Unterhalb vom Klettersteig war inzwischen einiges an Steinchen abgerieselt, so daß wir etwas zur Eile gerufen wurden und wir uns schnell rückwärts durch die steile Schneerinne hinabpickelten bis wir aus der Gefahrenzone raus waren. Hier scheint es in den letzten paar Jahren immer mehr Abgänge zu geben, so daß eine Besteigung im Hochsommer inzwischen höchstgefährlich bis nicht mehr möglich geworden ist. Unten wieder im Kar angekommen entledigten wir uns unserer Ausrüstung und machten noch eine kleine Pause bevor es zurück zur Hütte ging, die wir nach insgesamt 9h erreichten. Nun schien auch hier die Sonne und wir saßen noch auf der Terrasse zusammen, um gemeinsam unseren Gipfel zu feiern.




Wieder gab es eine kurze Nachbesprechung, bei der sich unser Führer sehr zufrieden mit uns zeigte, und ich glaube wir konnten alle stolz auf uns sein.
25.06.2023
Heute wieder Frühstück um 7.30 Uhr. Alles lies sich sehr gemütlich an, alle 7 Sachen einpacken, und bevor wir endgültig zum Auto absteigen sollten, wartete noch das Wilde Mannle (3023m) auf uns. Wir waren alle gut drauf und hatten Lust, auch noch diesen Gipfel mitzunehmen.

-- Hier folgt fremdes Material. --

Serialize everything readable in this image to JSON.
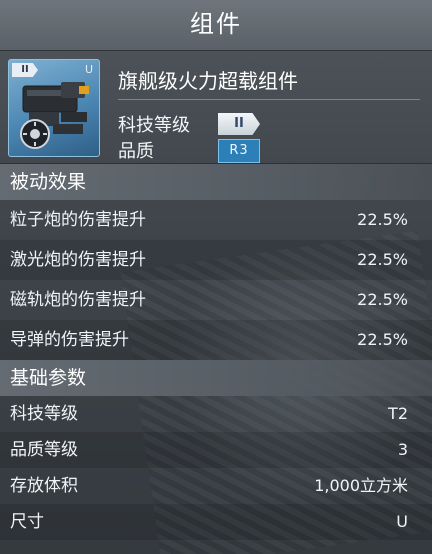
{
  "title": "组件",
  "item": {
    "icon_tier": "II",
    "icon_size": "U",
    "name": "旗舰级火力超载组件",
    "tech_label": "科技等级",
    "tech_badge": "II",
    "quality_label": "品质",
    "quality_badge": "R3"
  },
  "passive": {
    "header": "被动效果",
    "rows": [
      {
        "label": "粒子炮的伤害提升",
        "value": "22.5%"
      },
      {
        "label": "激光炮的伤害提升",
        "value": "22.5%"
      },
      {
        "label": "磁轨炮的伤害提升",
        "value": "22.5%"
      },
      {
        "label": "导弹的伤害提升",
        "value": "22.5%"
      }
    ]
  },
  "basic": {
    "header": "基础参数",
    "rows": [
      {
        "label": "科技等级",
        "value": "T2"
      },
      {
        "label": "品质等级",
        "value": "3"
      },
      {
        "label": "存放体积",
        "value": "1,000立方米"
      },
      {
        "label": "尺寸",
        "value": "U"
      }
    ]
  },
  "colors": {
    "accent_blue": "#2d7fb8",
    "icon_background": "#4b86b3"
  }
}
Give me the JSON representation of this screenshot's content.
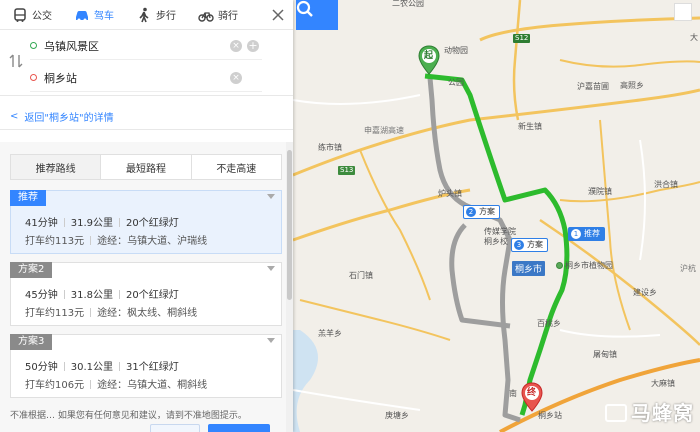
{
  "modes": [
    {
      "label": "公交",
      "icon": "bus-icon"
    },
    {
      "label": "驾车",
      "icon": "car-icon",
      "active": true
    },
    {
      "label": "步行",
      "icon": "walk-icon"
    },
    {
      "label": "骑行",
      "icon": "bike-icon"
    }
  ],
  "route": {
    "start_value": "乌镇风景区",
    "end_value": "桐乡站"
  },
  "back_link": "返回\"桐乡站\"的详情",
  "tabs": [
    "推荐路线",
    "最短路程",
    "不走高速"
  ],
  "plans": [
    {
      "badge": "推荐",
      "time": "41分钟",
      "distance": "31.9公里",
      "lights": "20个红绿灯",
      "taxi": "打车约113元",
      "via": "途经：乌镇大道、沪瑞线"
    },
    {
      "badge": "方案2",
      "time": "45分钟",
      "distance": "31.8公里",
      "lights": "20个红绿灯",
      "taxi": "打车约113元",
      "via": "途经：枫太线、桐斜线"
    },
    {
      "badge": "方案3",
      "time": "50分钟",
      "distance": "30.1公里",
      "lights": "31个红绿灯",
      "taxi": "打车约106元",
      "via": "途经：乌镇大道、桐斜线"
    }
  ],
  "footer_note": "不准根据… 如果您有任何意见和建议，请到不准地图提示。",
  "map": {
    "start_marker": "起",
    "end_marker": "终",
    "route_tags": [
      {
        "num": "1",
        "label": "推荐"
      },
      {
        "num": "2",
        "label": "方案"
      },
      {
        "num": "3",
        "label": "方案"
      }
    ],
    "city_tag": "桐乡市",
    "logo": "马蜂窝",
    "labels": {
      "l1": "二农公园",
      "l2": "动物园",
      "l3": "公园",
      "l4": "S12",
      "l5": "沪嘉苗圃",
      "l6": "高照乡",
      "l7": "大",
      "l8": "申嘉湖高速",
      "l9": "新生镇",
      "l10": "练市镇",
      "l11": "S13",
      "l12": "炉头镇",
      "l13": "濮院镇",
      "l14": "洪合镇",
      "l15": "传媒学院",
      "l16": "桐乡校",
      "l17": "桐乡市植物园",
      "l18": "石门镇",
      "l19": "建设乡",
      "l20": "羔羊乡",
      "l21": "百桃乡",
      "l22": "屠甸镇",
      "l23": "大麻镇",
      "l24": "庚塘乡",
      "l25": "桐乡站",
      "l26": "南",
      "l27": "沪杭"
    }
  }
}
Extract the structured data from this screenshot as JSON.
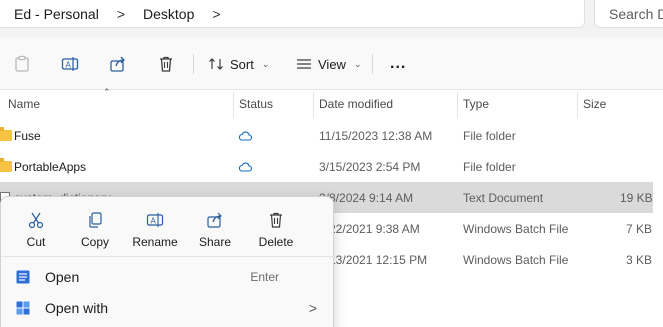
{
  "address": {
    "crumbs": [
      "Ed - Personal",
      "Desktop"
    ],
    "separator": ">",
    "search_placeholder": "Search D"
  },
  "toolbar": {
    "sort_label": "Sort",
    "view_label": "View",
    "more_label": "..."
  },
  "columns": {
    "name": "Name",
    "status": "Status",
    "date_modified": "Date modified",
    "type": "Type",
    "size": "Size"
  },
  "files": [
    {
      "name": "Fuse",
      "date": "11/15/2023 12:38 AM",
      "type": "File folder",
      "size": ""
    },
    {
      "name": "PortableApps",
      "date": "3/15/2023 2:54 PM",
      "type": "File folder",
      "size": ""
    },
    {
      "name": "custom_dictionary",
      "date": "3/8/2024 9:14 AM",
      "type": "Text Document",
      "size": "19 KB"
    },
    {
      "name": "",
      "date": "2/22/2021 9:38 AM",
      "type": "Windows Batch File",
      "size": "7 KB"
    },
    {
      "name": "",
      "date": "5/13/2021 12:15 PM",
      "type": "Windows Batch File",
      "size": "3 KB"
    }
  ],
  "context_menu": {
    "quick_actions": [
      "Cut",
      "Copy",
      "Rename",
      "Share",
      "Delete"
    ],
    "items": [
      {
        "label": "Open",
        "accelerator": "Enter"
      },
      {
        "label": "Open with",
        "submenu": ">"
      }
    ]
  },
  "colors": {
    "accent": "#0067c0",
    "folder": "#f6c343",
    "highlight_row": "#dadada"
  }
}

So liefen wir bei sonnigstem Wetter unterhalb des Rofenkarferners gen Osten. Man muß ein Stück absteigen bevor man wieder hochgeht bis zum Einstieg in ein kleines Stück Klettersteigchen hoch zum Gipfelrücken des Wilden Mannle. Auf diesem geht es dann über Blockwerk und teilweise auch hier noch Schneefelder bis vorne zum Kreuz. Ein kleiner aber dennoch lohnender Gipfel, auf dem wir uns nochmal etwas Zeit ließen bevor es nach unten ins Tal zum Auto zurück ging.






Auch wenn das Wetter nicht ganz von Beginn an so makellos war, war’s ein sehr gelungener Ausflug ins hochgelegene Ötztal mit einer wahnsinnig abwechslungsreichen und unvergeßlichen Traumtour am Samstag!